US special forces ‘impatient’ with SAS ‘double checking orders’ over war crimes fears

© UK MOD
Special forces operations in Iraq and Syria are reportedly hamstrung by fears over war crimes prosecutions being brought against them retrospectively.

The elite soldiers are fearful of legal reprisals in what critics of full legal oversight are framing as a climate of litigation.

The UK is currently embroiled in a row over attempts to hold troops to account in relation to allegations of abuse and even murder from recent wars in Iraq and Afghanistan.

Many of these cases have been brought by the Iraq Historic Allegations Team (IHAT).

We just can’t do things the old way,” said an SAS source quoted by the Sunday Express.

The Americans are seeing a reticence that did not exist before. We have always stayed within the box, but we used to work things out as we went along.

The source also expressed fears that “each and every one of us can suddenly come back to find our names on an investigations list.
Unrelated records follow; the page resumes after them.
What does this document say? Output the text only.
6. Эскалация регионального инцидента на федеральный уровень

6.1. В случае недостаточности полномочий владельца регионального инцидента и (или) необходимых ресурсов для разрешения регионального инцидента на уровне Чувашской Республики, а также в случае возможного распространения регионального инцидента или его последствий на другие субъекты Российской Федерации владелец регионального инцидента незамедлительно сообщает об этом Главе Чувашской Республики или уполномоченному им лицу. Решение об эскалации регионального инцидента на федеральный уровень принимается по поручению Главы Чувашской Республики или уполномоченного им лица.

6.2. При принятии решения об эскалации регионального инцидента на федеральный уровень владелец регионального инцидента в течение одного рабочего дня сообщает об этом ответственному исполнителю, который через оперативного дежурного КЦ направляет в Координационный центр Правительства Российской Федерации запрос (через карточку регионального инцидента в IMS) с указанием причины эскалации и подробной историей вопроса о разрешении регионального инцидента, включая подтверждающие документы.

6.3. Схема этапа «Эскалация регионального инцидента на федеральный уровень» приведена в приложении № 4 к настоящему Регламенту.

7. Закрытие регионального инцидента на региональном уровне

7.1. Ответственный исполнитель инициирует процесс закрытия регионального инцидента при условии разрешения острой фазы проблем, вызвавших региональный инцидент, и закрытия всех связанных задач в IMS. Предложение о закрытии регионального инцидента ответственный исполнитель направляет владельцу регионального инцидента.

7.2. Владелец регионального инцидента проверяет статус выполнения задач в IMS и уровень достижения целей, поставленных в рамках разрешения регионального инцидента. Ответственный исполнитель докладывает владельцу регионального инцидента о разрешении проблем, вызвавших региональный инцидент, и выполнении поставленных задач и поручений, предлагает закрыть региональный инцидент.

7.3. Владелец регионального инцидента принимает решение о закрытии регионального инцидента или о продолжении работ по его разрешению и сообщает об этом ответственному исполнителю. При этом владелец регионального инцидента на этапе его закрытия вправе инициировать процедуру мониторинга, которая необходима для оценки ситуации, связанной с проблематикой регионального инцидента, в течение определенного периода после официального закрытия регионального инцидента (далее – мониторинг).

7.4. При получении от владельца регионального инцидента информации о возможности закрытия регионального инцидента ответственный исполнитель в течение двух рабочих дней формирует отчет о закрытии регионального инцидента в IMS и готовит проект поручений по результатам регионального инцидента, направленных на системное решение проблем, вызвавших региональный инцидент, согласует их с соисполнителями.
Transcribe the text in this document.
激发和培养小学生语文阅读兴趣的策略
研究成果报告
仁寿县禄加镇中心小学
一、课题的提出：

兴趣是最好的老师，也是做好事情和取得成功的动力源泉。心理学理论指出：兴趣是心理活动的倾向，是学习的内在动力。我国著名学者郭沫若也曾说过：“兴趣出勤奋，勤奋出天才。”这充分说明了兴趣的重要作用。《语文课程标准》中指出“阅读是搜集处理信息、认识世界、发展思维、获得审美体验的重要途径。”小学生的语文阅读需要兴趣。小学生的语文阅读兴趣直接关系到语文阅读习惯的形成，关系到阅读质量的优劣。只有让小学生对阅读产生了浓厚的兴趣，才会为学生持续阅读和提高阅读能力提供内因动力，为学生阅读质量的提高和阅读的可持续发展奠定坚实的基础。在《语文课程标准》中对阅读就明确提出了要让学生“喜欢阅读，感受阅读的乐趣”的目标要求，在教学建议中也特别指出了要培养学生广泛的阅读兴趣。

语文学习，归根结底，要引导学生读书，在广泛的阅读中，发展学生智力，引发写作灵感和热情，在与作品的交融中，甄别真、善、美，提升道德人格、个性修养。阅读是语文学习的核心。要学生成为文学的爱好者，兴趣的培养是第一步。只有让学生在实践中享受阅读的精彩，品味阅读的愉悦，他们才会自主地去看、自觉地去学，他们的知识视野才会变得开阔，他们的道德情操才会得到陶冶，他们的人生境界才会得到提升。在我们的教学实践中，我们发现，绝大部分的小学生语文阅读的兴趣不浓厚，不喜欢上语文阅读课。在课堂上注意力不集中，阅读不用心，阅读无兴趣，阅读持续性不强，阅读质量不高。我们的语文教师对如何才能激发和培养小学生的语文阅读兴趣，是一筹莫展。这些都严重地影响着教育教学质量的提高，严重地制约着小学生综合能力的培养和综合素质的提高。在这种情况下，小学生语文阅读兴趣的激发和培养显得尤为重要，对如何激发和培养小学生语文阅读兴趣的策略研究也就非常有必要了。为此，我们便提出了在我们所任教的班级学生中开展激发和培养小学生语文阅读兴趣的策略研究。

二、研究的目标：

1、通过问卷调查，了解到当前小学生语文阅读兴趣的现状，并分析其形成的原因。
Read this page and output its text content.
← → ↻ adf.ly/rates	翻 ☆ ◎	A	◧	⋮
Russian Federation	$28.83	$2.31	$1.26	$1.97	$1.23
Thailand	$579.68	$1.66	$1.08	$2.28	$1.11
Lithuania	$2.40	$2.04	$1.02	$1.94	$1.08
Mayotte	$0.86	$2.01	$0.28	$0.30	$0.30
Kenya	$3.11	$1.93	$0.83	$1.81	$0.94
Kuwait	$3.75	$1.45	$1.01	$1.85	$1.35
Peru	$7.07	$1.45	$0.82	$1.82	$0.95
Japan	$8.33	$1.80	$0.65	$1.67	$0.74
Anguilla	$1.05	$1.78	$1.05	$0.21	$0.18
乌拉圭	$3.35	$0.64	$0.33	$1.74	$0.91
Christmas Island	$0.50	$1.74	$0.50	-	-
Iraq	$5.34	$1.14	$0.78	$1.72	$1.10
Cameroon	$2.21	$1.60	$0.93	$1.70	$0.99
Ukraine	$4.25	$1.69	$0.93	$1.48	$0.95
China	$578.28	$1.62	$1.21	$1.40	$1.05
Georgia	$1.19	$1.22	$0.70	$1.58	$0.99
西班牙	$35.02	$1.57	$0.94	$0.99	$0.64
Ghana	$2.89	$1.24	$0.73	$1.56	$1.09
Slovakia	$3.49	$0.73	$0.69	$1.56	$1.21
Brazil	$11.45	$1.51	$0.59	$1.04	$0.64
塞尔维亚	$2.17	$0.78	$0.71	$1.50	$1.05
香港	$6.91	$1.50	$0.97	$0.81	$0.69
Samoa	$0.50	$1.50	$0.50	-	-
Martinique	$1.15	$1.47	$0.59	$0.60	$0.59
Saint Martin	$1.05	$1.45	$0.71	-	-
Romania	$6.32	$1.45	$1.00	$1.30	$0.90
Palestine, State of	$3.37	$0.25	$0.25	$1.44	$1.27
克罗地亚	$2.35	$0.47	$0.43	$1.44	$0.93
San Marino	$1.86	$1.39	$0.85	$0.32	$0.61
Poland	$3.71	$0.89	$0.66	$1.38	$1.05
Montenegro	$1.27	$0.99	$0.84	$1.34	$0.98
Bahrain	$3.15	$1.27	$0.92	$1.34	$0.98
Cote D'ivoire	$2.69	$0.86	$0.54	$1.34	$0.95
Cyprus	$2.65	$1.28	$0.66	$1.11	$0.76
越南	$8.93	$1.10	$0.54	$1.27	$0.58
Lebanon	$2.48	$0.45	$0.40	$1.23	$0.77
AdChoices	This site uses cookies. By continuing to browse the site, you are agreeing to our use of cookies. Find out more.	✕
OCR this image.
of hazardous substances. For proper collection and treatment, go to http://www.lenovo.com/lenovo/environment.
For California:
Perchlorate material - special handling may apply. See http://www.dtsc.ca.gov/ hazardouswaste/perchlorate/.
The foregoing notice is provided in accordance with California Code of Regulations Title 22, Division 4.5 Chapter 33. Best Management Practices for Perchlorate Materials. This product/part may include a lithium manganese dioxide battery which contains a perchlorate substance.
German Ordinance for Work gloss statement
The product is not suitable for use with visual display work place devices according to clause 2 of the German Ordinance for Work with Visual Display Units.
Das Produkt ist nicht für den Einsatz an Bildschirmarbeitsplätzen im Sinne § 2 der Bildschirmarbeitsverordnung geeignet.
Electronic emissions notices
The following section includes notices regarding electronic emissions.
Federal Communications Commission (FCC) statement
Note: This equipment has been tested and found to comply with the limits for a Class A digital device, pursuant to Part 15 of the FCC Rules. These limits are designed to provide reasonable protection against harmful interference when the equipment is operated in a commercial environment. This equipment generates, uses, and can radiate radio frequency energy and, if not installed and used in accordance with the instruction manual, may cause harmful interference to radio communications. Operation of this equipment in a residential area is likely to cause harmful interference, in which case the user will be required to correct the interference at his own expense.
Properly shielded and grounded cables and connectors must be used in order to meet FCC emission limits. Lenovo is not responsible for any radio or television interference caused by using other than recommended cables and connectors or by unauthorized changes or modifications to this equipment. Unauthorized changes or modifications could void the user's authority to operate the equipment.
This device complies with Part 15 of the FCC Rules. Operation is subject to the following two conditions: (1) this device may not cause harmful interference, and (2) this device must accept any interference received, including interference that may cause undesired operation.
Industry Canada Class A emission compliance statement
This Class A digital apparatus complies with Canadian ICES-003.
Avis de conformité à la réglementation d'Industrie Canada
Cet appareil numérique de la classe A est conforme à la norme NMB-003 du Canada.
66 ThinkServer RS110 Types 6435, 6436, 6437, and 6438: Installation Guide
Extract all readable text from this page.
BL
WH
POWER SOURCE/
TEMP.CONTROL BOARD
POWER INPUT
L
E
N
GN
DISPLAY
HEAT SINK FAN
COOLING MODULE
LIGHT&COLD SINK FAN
Or it could happen many months, or even years later.

The concerns are compelling troops to “check and double check orders, work things out to the smallest detail…the delay is causing impatience with the Americans.

British Prime Minister Theresa May recently pledged she would make provisions so that no troops will be preyed upon by “left-wing lawyers” in future.

In practice this appears to mean UK troops would be stripped of their human rights while deployed on operations.

Special forces operations, which the government refuses to comment on, face increasing calls for proper scrutiny.

In August Labour leader Jeremy Corbyn argued that special forces operations should be subject to proper democratic oversight through a new War Powers Act in order to prevent troops being risked in Britain’s ‘shadow wars.’

He told the Middle East Eye of his concerns over the repeated use of a legal loophole to deploy troops from the secretive SAS unit into war zones such as Iraq and Libya without a democratic mandate.

The prime minister is currently able to deploy special forces without a vote, a capability which is buttressed by the UK’s long-standing but increasingly controversial policy of refusing to comment on clandestine military activities.